"Estudasses!"


Eu, ainda pequena, ouvia vezes sem conta a afirmação "Estudasses".

Quando cheguei a casa com a minha primeira negativa, ainda miúda, para ai com os meus 12 anos, os meus pais castigaram-me. Lembro-me, ter de arrumar a casa todas as sextas feiras à tarde. E tinha de ser logo naquele dia que, religiosamente, eu e todos os meus amigos da escola brincávamos até ao sol se pôr. Cada vez que tentava negociar aquela decisão a palavra ordeira era "estudasses". Não queria fugir à minha sanção, nem às minhas responsabilidades, no entanto "estudasses".
Foram sempre castigos simbólicos que, para a altura, eram quase tão graves como o fim do mundo. 

Ao longo dos anos eu ia-me apercebendo da importância que a sociedade atribuía aos estudos. O desenvolvimento social, cognitivo e pessoal diferia quando comparando entre pessoas que haviam estudado e não o haviam feito. 
Socialmente havia uma diferenciação entre os mesmos seres humanos. O respeito, a forma de olhar e até a maneira de falar, com  aqueles que tiveram estudado era superior àquele que, humildemente, se fizera à vida. As conversas, a postura, os cargos sociais, os postos de trabalho e o poder económico são factores que contribuíram para a diferenciação das classes sociais. E, por norma, só quem estudava conseguia atingir um estatuto na alta sociedade e nas melhores carreiras profissionais.

Havia questões que as respostas eram dadas automaticamente.
O salário não chegava para pagar todas as contas familiares, "estudasses";
Trabalha o dia inteiro, todo os dias da semana e uns tantos fins-de-semana por mês, "estudasses";
Saiu de casa sem ver os filhos e chega a casa já eles estão a dormir, "estudasses";
Nunca conseguiu levar a namorada a um restaurante na baixa, "estudasses";
Quando ouvia alguém a lamentar do seu trabalho ou da sua vida pessoal, do outro lado havia sempre alguém a suar um, bem alto, "estudasses".

Hoje, ao fim de 16 anos a estudar, com ensino superior concluído, formações e habilitações académicas acima da média eu lamento, exatamente as mesma circunstâncias da vida, mas desta vez não digam "estudasses" por amor de Deus. Encontrem outra resposta, outro culpado ou outra desculpa para esta sociedade inócua.
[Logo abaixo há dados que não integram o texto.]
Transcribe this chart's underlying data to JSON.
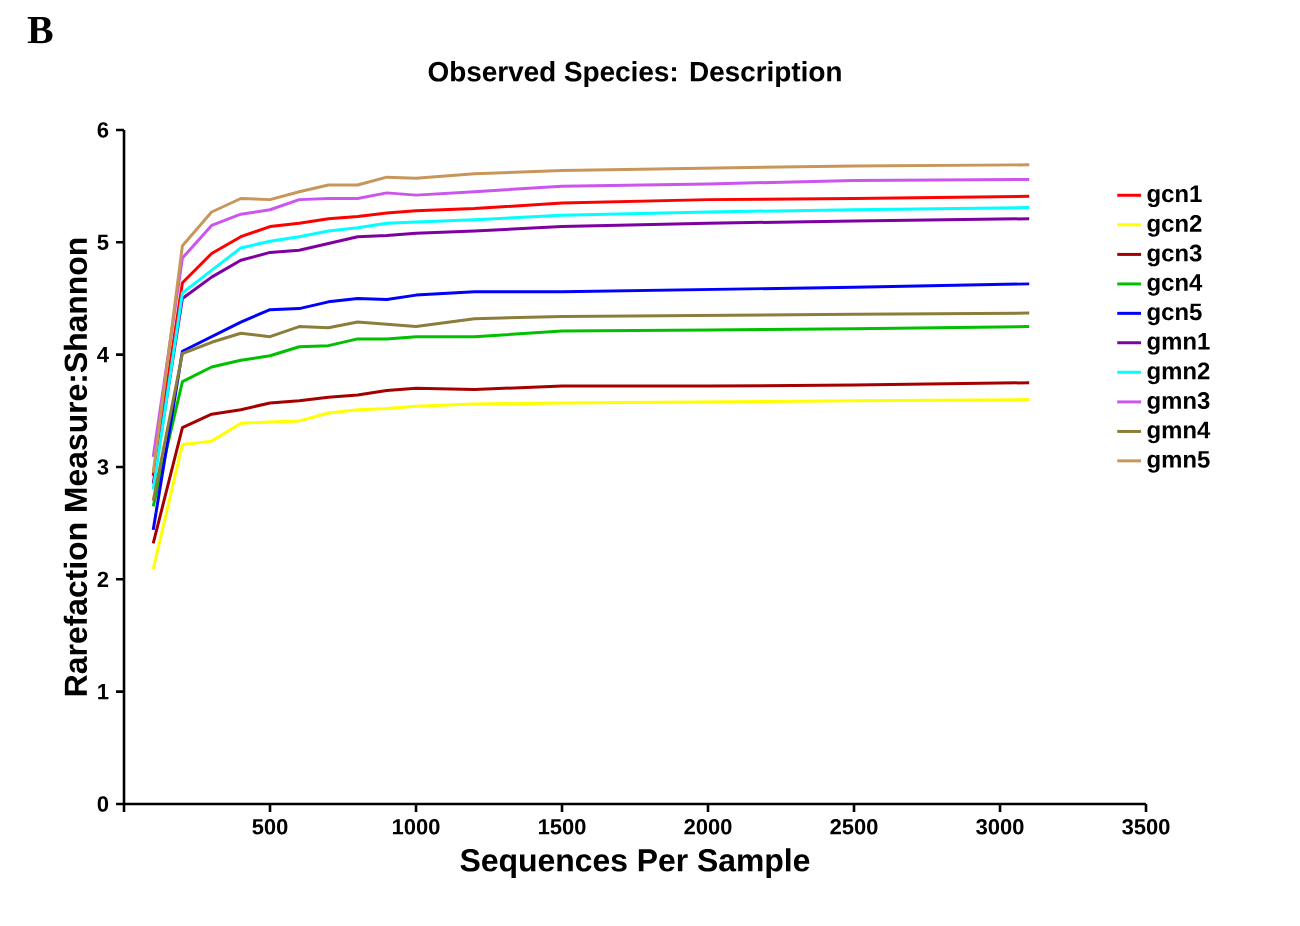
{
  "chart_data": {
    "type": "line",
    "title": "Observed Species:  Description",
    "xlabel": "Sequences Per Sample",
    "ylabel": "Rarefaction Measure:Shannon",
    "annotations": [
      "B"
    ],
    "legend": "right",
    "x": [
      100,
      200,
      300,
      400,
      500,
      600,
      700,
      800,
      900,
      1000,
      1200,
      1500,
      2000,
      2500,
      3100
    ],
    "xlim": [
      0,
      3500
    ],
    "xticks": [
      {
        "value": 0,
        "label": null
      },
      500,
      1000,
      1500,
      2000,
      2500,
      3000,
      3500
    ],
    "ylim": [
      0,
      6
    ],
    "yticks": [
      0,
      1,
      2,
      3,
      4,
      5,
      6
    ],
    "series": [
      {
        "name": "gcn1",
        "color": "#ff0000",
        "values": [
          2.92,
          4.64,
          4.9,
          5.05,
          5.14,
          5.17,
          5.21,
          5.23,
          5.26,
          5.28,
          5.3,
          5.35,
          5.38,
          5.39,
          5.41
        ]
      },
      {
        "name": "gcn2",
        "color": "#ffff00",
        "values": [
          2.09,
          3.2,
          3.23,
          3.39,
          3.4,
          3.41,
          3.48,
          3.51,
          3.52,
          3.54,
          3.56,
          3.57,
          3.58,
          3.59,
          3.6
        ]
      },
      {
        "name": "gcn3",
        "color": "#a50000",
        "values": [
          2.32,
          3.35,
          3.47,
          3.51,
          3.57,
          3.59,
          3.62,
          3.64,
          3.68,
          3.7,
          3.69,
          3.72,
          3.72,
          3.73,
          3.75
        ]
      },
      {
        "name": "gcn4",
        "color": "#00c000",
        "values": [
          2.65,
          3.76,
          3.89,
          3.95,
          3.99,
          4.07,
          4.08,
          4.14,
          4.14,
          4.16,
          4.16,
          4.21,
          4.22,
          4.23,
          4.25
        ]
      },
      {
        "name": "gcn5",
        "color": "#0000ff",
        "values": [
          2.44,
          4.03,
          4.16,
          4.29,
          4.4,
          4.41,
          4.47,
          4.5,
          4.49,
          4.53,
          4.56,
          4.56,
          4.58,
          4.6,
          4.63
        ]
      },
      {
        "name": "gmn1",
        "color": "#7f00a0",
        "values": [
          2.85,
          4.5,
          4.69,
          4.84,
          4.91,
          4.93,
          4.99,
          5.05,
          5.06,
          5.08,
          5.1,
          5.14,
          5.17,
          5.19,
          5.21
        ]
      },
      {
        "name": "gmn2",
        "color": "#00ffff",
        "values": [
          2.8,
          4.55,
          4.75,
          4.95,
          5.01,
          5.05,
          5.1,
          5.13,
          5.17,
          5.18,
          5.2,
          5.24,
          5.27,
          5.29,
          5.31
        ]
      },
      {
        "name": "gmn3",
        "color": "#cc55ee",
        "values": [
          3.09,
          4.86,
          5.15,
          5.25,
          5.29,
          5.38,
          5.39,
          5.39,
          5.44,
          5.42,
          5.45,
          5.5,
          5.52,
          5.55,
          5.56
        ]
      },
      {
        "name": "gmn4",
        "color": "#8b7d3a",
        "values": [
          2.7,
          4.01,
          4.11,
          4.19,
          4.16,
          4.25,
          4.24,
          4.29,
          4.27,
          4.25,
          4.32,
          4.34,
          4.35,
          4.36,
          4.37
        ]
      },
      {
        "name": "gmn5",
        "color": "#c8965a",
        "values": [
          2.95,
          4.97,
          5.27,
          5.39,
          5.38,
          5.45,
          5.51,
          5.51,
          5.58,
          5.57,
          5.61,
          5.64,
          5.66,
          5.68,
          5.69
        ]
      }
    ]
  }
}
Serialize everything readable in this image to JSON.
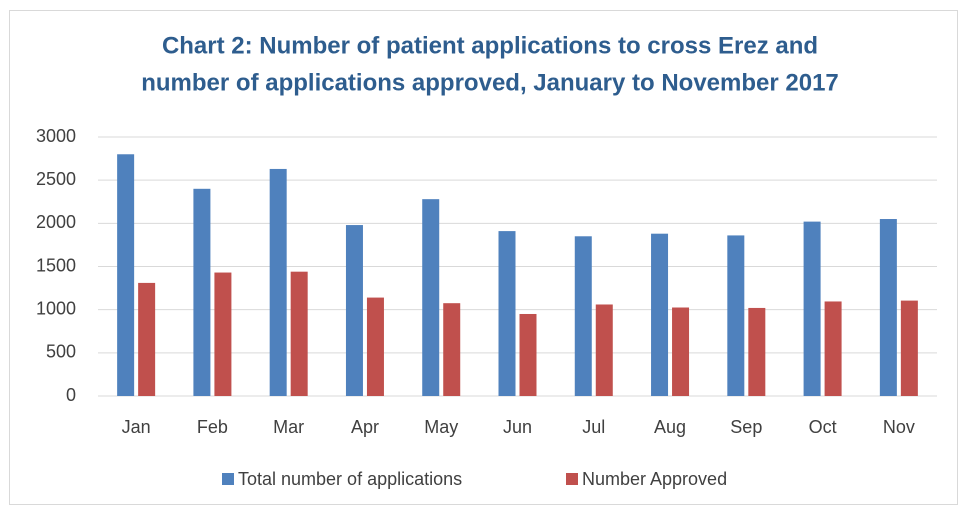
{
  "chart_data": {
    "type": "bar",
    "title": [
      "Chart 2: Number of patient applications to cross Erez and",
      "number of applications approved, January to November 2017"
    ],
    "categories": [
      "Jan",
      "Feb",
      "Mar",
      "Apr",
      "May",
      "Jun",
      "Jul",
      "Aug",
      "Sep",
      "Oct",
      "Nov"
    ],
    "series": [
      {
        "name": "Total number of applications",
        "color": "#4f81bd",
        "values": [
          2800,
          2400,
          2630,
          1980,
          2280,
          1910,
          1850,
          1880,
          1860,
          2020,
          2050
        ]
      },
      {
        "name": "Number Approved",
        "color": "#c0504d",
        "values": [
          1310,
          1430,
          1440,
          1140,
          1075,
          950,
          1060,
          1025,
          1020,
          1095,
          1105
        ]
      }
    ],
    "ylim": [
      0,
      3000
    ],
    "yticks": [
      0,
      500,
      1000,
      1500,
      2000,
      2500,
      3000
    ],
    "grid": true,
    "legend": "bottom"
  }
}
Passamos a vida a tentar corresponder às expectativas familiares e sociais. Deixamos de viver intensamente para nos concentrarmos num futuro risonho. Batalhamos, passamos noites e dias em claro, decoramos centenas de páginas, pomos de parte os livros românticos para ler autores que, ainda hoje, nem o nome sabemos pronunciar, foram esforços físicos e mentais, lágrimas e ataques de nervos. Para ao fim encontrar os meus colegas de secundário que, entretanto seguiram para cidades e faculdades diferentes, mas acabaram, tal como eu, à porta do Centro de Emprego. E não me digam, "estudasses".

Sr. Professor, Sr. Doutor, Sr. Engenheiro (quase que se ajoelham), ainda muitos lhes tiram o chapéu ou encurvam as costas em jeito de acenar. Esses que, em bons velhos tempos, seguiram uma carreira profissional só porque tinham um QI a cima da média, em muitos casos nem o ensino secundário haviam terminado. São hoje Srs. reformados ou em fim de carreira, com uma posição social e profissional difícil de alcançar. Hoje, esta nova geração de estudantes recém formados, e muitos já no mercado, não são "vitimas" do "estudasses". Levam com os estilhaços e a podridão da politica interna, as oportunidades já pré-selecionadas (cunhas), os favores e as carreiras pré datadas, com um fim já predestinado (contratos). Vivem com os sonhos destruídos, contentando-se com um trabalho precário só para dizerem que trabalham na área de formação, admitem a humilhação profissional quando lhes propõe o ordenado mínimo nacional para exercer funções de direção técnica, exigem-lhes horas extras sem vencimento, então se, a entidade empregadora, poder usufruir de um estagiário tanto melhor.

São estes os "estudasses" de hoje que vivem à quem dos "estudasses".